‘Furlough’ plan for Kansas legislators questioned

GOP lawmakers propose cut in own pay

? Kansas legislators get paid for days during the legislative session when they are not in the Statehouse.

Now with the state budget crisis in its second year, Republican leaders, who control the Legislature, want to cut legislators’ pay on some of those days and are calling it a sacrifice.

“These calendar changes and cuts in legislative compensation are part of our overall approach to reduce costs at this time of severe stress on the state budget. Legislators want to do their part,” said Senate President Steve Morris, R-Hugoton.
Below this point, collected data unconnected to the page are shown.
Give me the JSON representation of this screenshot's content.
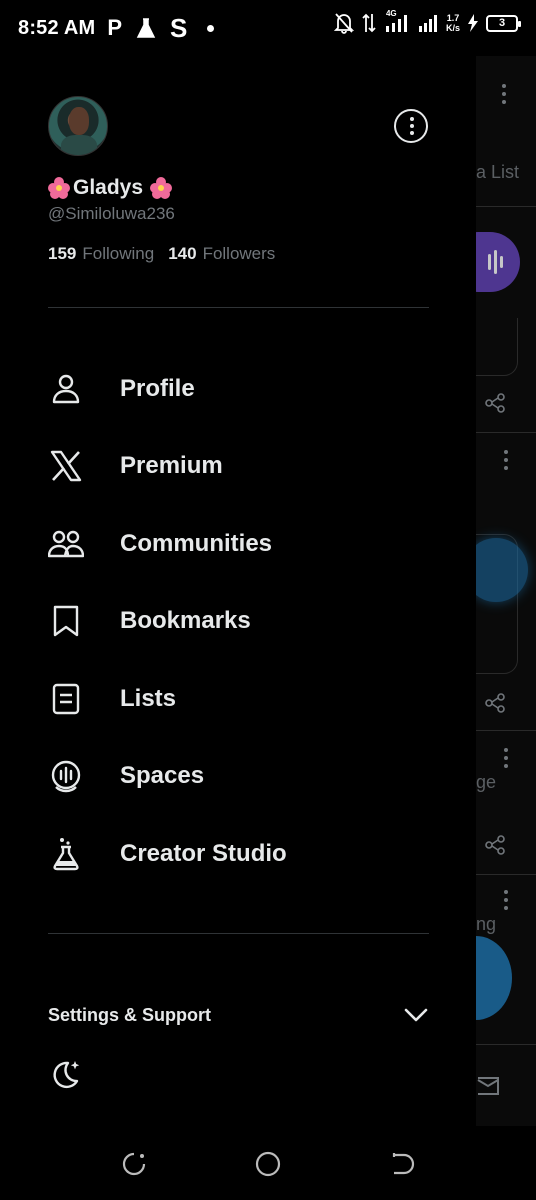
{
  "status_bar": {
    "time": "8:52 AM",
    "app_icons": [
      "P",
      "flask-icon",
      "S",
      "dot"
    ],
    "network": "4G",
    "speed_value": "1.7",
    "speed_unit": "K/s",
    "battery": "3"
  },
  "profile": {
    "display_name": "Gladys",
    "handle": "@Similoluwa236",
    "following_count": "159",
    "following_label": "Following",
    "followers_count": "140",
    "followers_label": "Followers"
  },
  "menu": {
    "items": [
      {
        "label": "Profile",
        "icon": "person-icon"
      },
      {
        "label": "Premium",
        "icon": "x-logo-icon"
      },
      {
        "label": "Communities",
        "icon": "communities-icon"
      },
      {
        "label": "Bookmarks",
        "icon": "bookmark-icon"
      },
      {
        "label": "Lists",
        "icon": "list-icon"
      },
      {
        "label": "Spaces",
        "icon": "spaces-icon"
      },
      {
        "label": "Creator Studio",
        "icon": "flask-icon"
      }
    ]
  },
  "settings": {
    "label": "Settings & Support"
  },
  "background": {
    "snippets": [
      "a List",
      "ge",
      "ng"
    ]
  },
  "colors": {
    "background": "#000000",
    "text": "#e7e9ea",
    "muted": "#71767b",
    "divider": "#2f3336",
    "spaces_purple": "#5b3ea8",
    "fab_blue": "#1d6fa8"
  }
}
“Despite the short three-month duration of the legislative session, we know it’s important to control legislative costs along with other reductions in government spending. Today’s pay-reduction proposal for the Legislature is a significant step in that process,” said House Speaker Mike O’Neal, R-Hutchinson.

But some say the effort is misleading.

Under the deal, legislators will take 10 days of unpaid furloughs during the 2010 session. It would reduce the pay of each legislator by $2,047.

But these proposed furlough days — Fridays, Saturdays and Sundays — are early in the session when most legislators aren’t in Topeka anyway, especially Saturdays and Sundays. And until late in the session, Fridays are “pro forma” days where no official action is taken but legislators get paid anyway even though most of them have gone home for the weekend.

Generally, legislators are paid each calendar day for a 90-day session. They receive $88.66 per day in pay and subsistence of $116 per day during the session.

Jane Carter, executive director of the Kansas Organization of State Employees, said the proposal can’t be considered a furlough like most people think of an unpaid furlough, when a person is forced to take off, for no pay, a day they would have normally worked.

“The Legislature is paid for Saturdays and Sundays, which they do not work. They shouldn’t be paid these days. Furloughing for 10 days only cuts the days they shouldn’t have been paid in the first place,” Carter said.

Some Democrats say they fear Republican legislators are going to use the plan to pave the way for forcing state employees to take unpaid furloughs.

When announcing the plan, Senate Majority Leader Derek Schmidt, R-Independence, said the decision to furlough the Legislature “is about leading by example. Before we ask others to sacrifice, we should be prepared to do the same ourselves.”

In addition to the legislative furlough plan, the Republican leaders said they want to cut legislative pay by 5 percent, and reduce food and lodging from $116 per day to $109 per day.